Tree edit distance with gaps

The purpose of this paper is to study the definition of edit distances with convex gap weights for trees. In the special case of strings, this problem has yield to the definition of classical solutions: Galil and Giancarlo produced in [2] an algorithm in O(n log(n)), for example. For trees, standart edit distance algorithms – [7] or more recently [4] with a O(n log(n))) solution – are concerned with linear gap weights induced by pointwise edit operations: inserting or removing one single node (or one single edge) at each step. These algorithms may be adapted to deal with affine gap weights, with open gap penalties and extension gap penalties. However, as far as we know, there is no tentative to extend thoses results to tree edit distances with arbitrary gap weights. The major motivation for this work comes from computational biology, with comparison of RNA molecules. RNA secondary structures without tertiary interactions, such as pseudoknots or base triples, may be canonically encoded by trees. See [6] for details.
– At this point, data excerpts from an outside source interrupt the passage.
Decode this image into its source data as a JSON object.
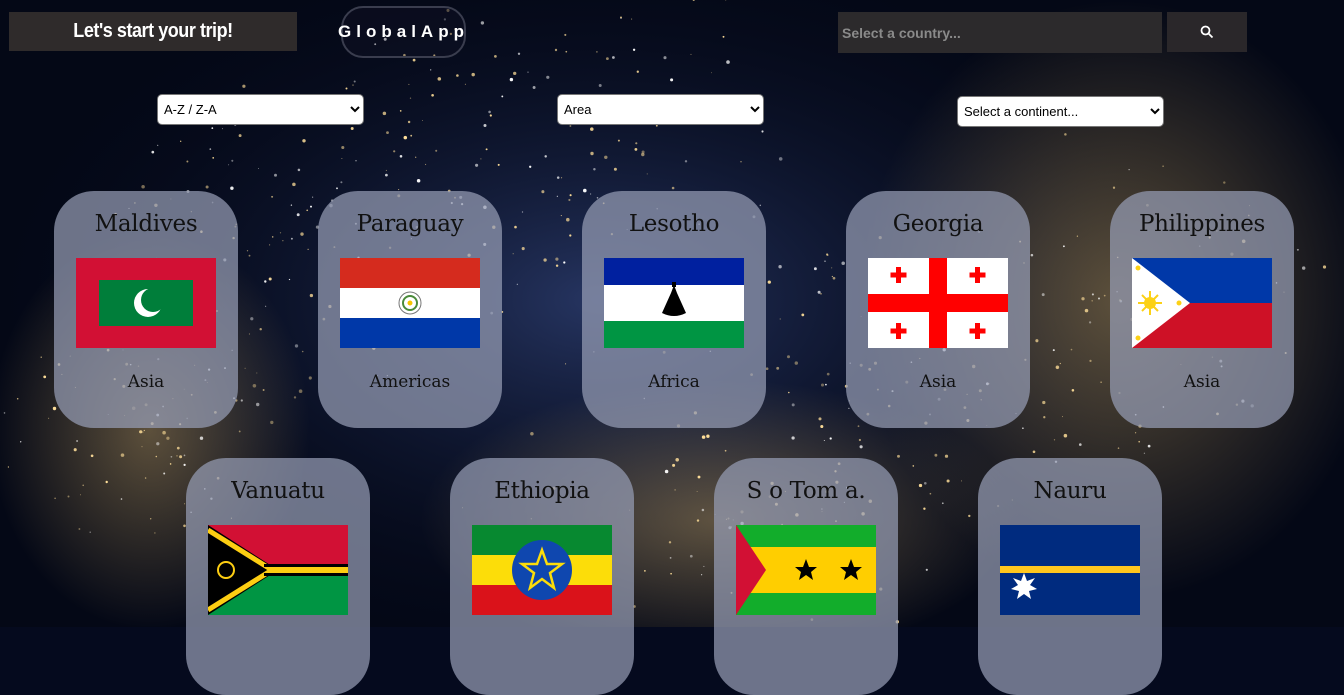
{
  "header": {
    "title": "Let's start your trip!",
    "brand": "GlobalApp",
    "search_placeholder": "Select a country...",
    "search_icon": "search-icon"
  },
  "filters": {
    "sort": "A-Z / Z-A",
    "measure": "Area",
    "continent": "Select a continent..."
  },
  "countries": [
    {
      "name": "Maldives",
      "continent": "Asia",
      "flag": "maldives-flag"
    },
    {
      "name": "Paraguay",
      "continent": "Americas",
      "flag": "paraguay-flag"
    },
    {
      "name": "Lesotho",
      "continent": "Africa",
      "flag": "lesotho-flag"
    },
    {
      "name": "Georgia",
      "continent": "Asia",
      "flag": "georgia-flag"
    },
    {
      "name": "Philippines",
      "continent": "Asia",
      "flag": "philippines-flag"
    },
    {
      "name": "Vanuatu",
      "continent": "",
      "flag": "vanuatu-flag"
    },
    {
      "name": "Ethiopia",
      "continent": "",
      "flag": "ethiopia-flag"
    },
    {
      "name": "S o Tom a.",
      "continent": "",
      "flag": "sao-tome-flag"
    },
    {
      "name": "Nauru",
      "continent": "",
      "flag": "nauru-flag"
    }
  ],
  "colors": {
    "card_bg": "#969cb4",
    "header_bg": "#2f2b2b",
    "page_bg": "#050a1e"
  }
}
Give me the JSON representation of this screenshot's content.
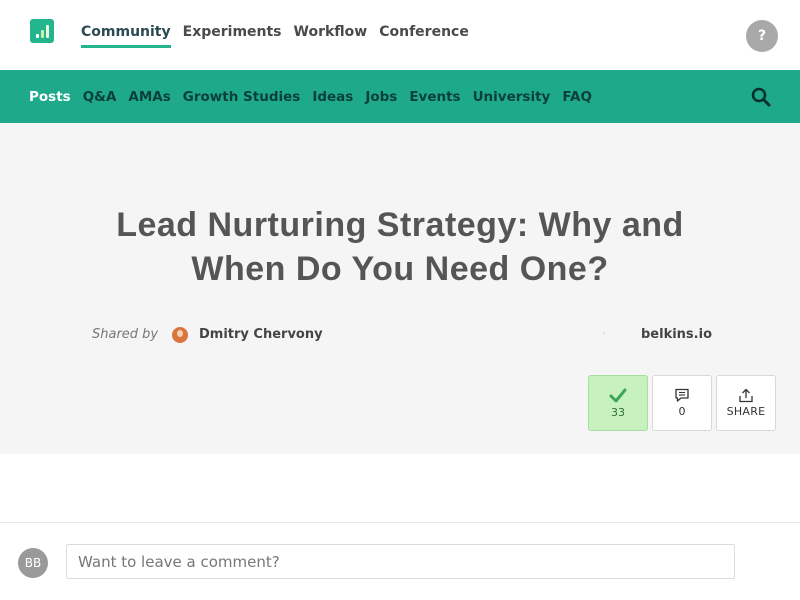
{
  "top_nav": {
    "items": [
      {
        "label": "Community",
        "active": true
      },
      {
        "label": "Experiments"
      },
      {
        "label": "Workflow"
      },
      {
        "label": "Conference"
      }
    ],
    "help_label": "?"
  },
  "sub_nav": {
    "links": [
      {
        "label": "Posts",
        "active": true
      },
      {
        "label": "Q&A"
      },
      {
        "label": "AMAs"
      },
      {
        "label": "Growth Studies"
      },
      {
        "label": "Ideas"
      },
      {
        "label": "Jobs"
      },
      {
        "label": "Events"
      },
      {
        "label": "University"
      },
      {
        "label": "FAQ"
      }
    ]
  },
  "post": {
    "title": "Lead Nurturing Strategy: Why and When Do You Need One?",
    "shared_by_label": "Shared by",
    "author": "Dmitry Chervony",
    "separator": "·",
    "source": "belkins.io",
    "upvotes": "33",
    "comments": "0",
    "share_label": "SHARE"
  },
  "comment_box": {
    "avatar_initials": "BB",
    "placeholder": "Want to leave a comment?"
  },
  "colors": {
    "brand_green": "#1eaa8a",
    "vote_bg": "#c7f2c0",
    "check_green": "#3fa55a"
  }
}
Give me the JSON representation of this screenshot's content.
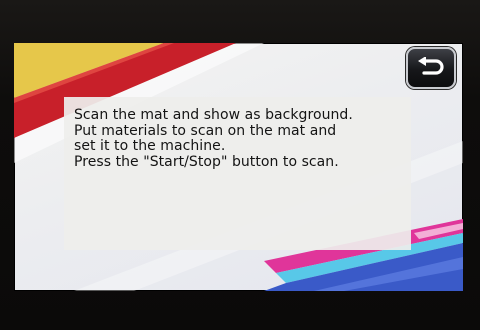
{
  "screen": {
    "back_button": {
      "icon": "return-arrow-icon",
      "label": ""
    },
    "message": {
      "lines": [
        "Scan the mat and show as background.",
        "Put materials to scan on the mat and",
        "set it to the machine.",
        "Press the \"Start/Stop\" button to scan."
      ]
    }
  },
  "colors": {
    "bezel": "#0d0c0b",
    "screen_background": "#f0f0f1",
    "accent_yellow": "#e6c74a",
    "accent_red": "#c8202a",
    "accent_magenta": "#e0359a",
    "accent_blue": "#3a5ac8",
    "dialog_background": "#eeeeec",
    "text": "#141414"
  }
}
So comparing RNA structures amounts to computing edit distances between trees. It is a well-admitted fact that the insertion, or deletion, of a set of contiguous nucleotides can be assumed to result from a single mutationnal event. So it makes no sense to assign linear weight functions, as existing methods use to do. Convex gap weight functions are much more sensitive in this context. In the paper, we first prove that there exists no polynomial algorithm for the problem with convex gap weights, unless P = NP. In the second part, we consider one restriction of the definition of gaps to complete subtrees, and we get a quadratic algorithm for the associated tree edit distance.